3. Kapitel
Desmond
Mit Summer an der Hand laufe ich durch den Korridor der Berkeley Pacific Primary School. Sie wurde diesen Sommer eingeschult und geht zu meiner Erleichterung noch gern zur Schule, aber ich weiß, dass das binnen weniger Monate kippen kann. Ich hoffe sehr, dass sie in diesem Punkt nicht nach mir kommt. Denn ich wollte die Schule bereits nach einem halben Jahr abbrechen. Lernen, im Unterricht aufpassen und gute Noten mit nach Hause bringen, war nicht mein Ding. Glücklicherweise habe ich in der Highschool Football entdeckt. Das hat mir in jeder Hinsicht den Arsch gerettet. Leider ist das für Summer keine Option. Unabhängig davon hoffe ich, dass sie keine Karriere in der Öffentlichkeit anstrebt. Sie soll studieren und etwas aus ihrem Leben machen. Damit will ich nicht sagen, dass ich nichts aus meinem Leben gemacht habe. Mir würde es einfach gefallen, wenn sie Ärztin oder Anwältin werden würde. Der Gedanke, dass mein Kind von tausenden, wenn nicht Millionen von Menschen bewertet wird, lässt mich innerlich ausflippen. Noch dazu möchte ich nicht, dass sie Reality-Star wird, wie ihre Mutter.

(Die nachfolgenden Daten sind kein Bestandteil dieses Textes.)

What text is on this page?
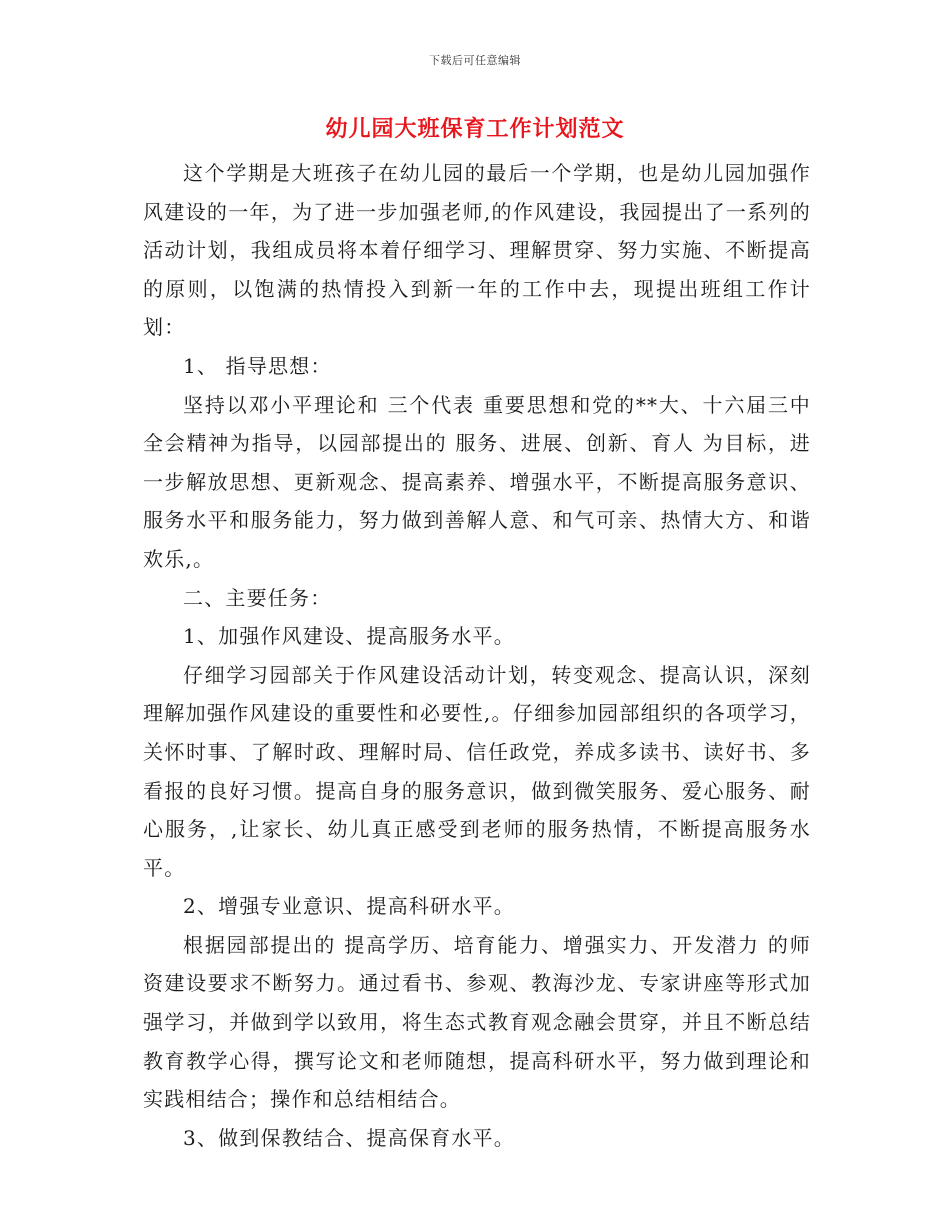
下载后可任意编辑
幼儿园大班保育工作计划范文

这个学期是大班孩子在幼儿园的最后一个学期，也是幼儿园加强作风建设的一年，为了进一步加强老师,的作风建设，我园提出了一系列的活动计划，我组成员将本着仔细学习、理解贯穿、努力实施、不断提高的原则，以饱满的热情投入到新一年的工作中去，现提出班组工作计划：

1、 指导思想：

坚持以邓小平理论和 三个代表 重要思想和党的**大、十六届三中全会精神为指导，以园部提出的 服务、进展、创新、育人 为目标，进一步解放思想、更新观念、提高素养、增强水平，不断提高服务意识、服务水平和服务能力，努力做到善解人意、和气可亲、热情大方、和谐欢乐,。

二、主要任务：

1、加强作风建设、提高服务水平。

仔细学习园部关于作风建设活动计划，转变观念、提高认识，深刻理解加强作风建设的重要性和必要性,。仔细参加园部组织的各项学习，关怀时事、了解时政、理解时局、信任政党，养成多读书、读好书、多看报的良好习惯。提高自身的服务意识，做到微笑服务、爱心服务、耐心服务，,让家长、幼儿真正感受到老师的服务热情，不断提高服务水平。

2、增强专业意识、提高科研水平。

根据园部提出的 提高学历、培育能力、增强实力、开发潜力 的师资建设要求不断努力。通过看书、参观、教海沙龙、专家讲座等形式加强学习，并做到学以致用，将生态式教育观念融会贯穿，并且不断总结教育教学心得，撰写论文和老师随想，提高科研水平，努力做到理论和实践相结合；操作和总结相结合。

3、做到保教结合、提高保育水平。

Wir betreten ihren Klassenraum und ihr Klassenlehrer kommt lächelnd auf uns zu.
»Guten Morgen, Summer«, begrüßt er meine Tochter freundlich und nickt mir zu.
»Guten Morgen, Mr. Darcy«, antwortet Summer und sieht mich an. »Tschüss Daddy.«
Ich beuge mich zu ihr herunter und drücke ihr einen Kuss auf die Haare. »Tschüss, mein Schatz«, erwidere ich. »Ich wünsche dir einen schönen Tag. Linda holt dich heute Nachmittag ab.«
»Gut.« Sie nickt und läuft zu ihrem Sitzplatz, wo sie sogleich ihre Tischnachbarin Rose begrüßt. Die beiden waren schon zusammen im Kindergarten. Roses Vater ist ein millionenschwerer Unternehmer, der sein Geld in der IT-Branche gemacht hat. Genaueres weiß ich nicht. Ab und zu sehe ich ihn mit seiner Frau im Stadion.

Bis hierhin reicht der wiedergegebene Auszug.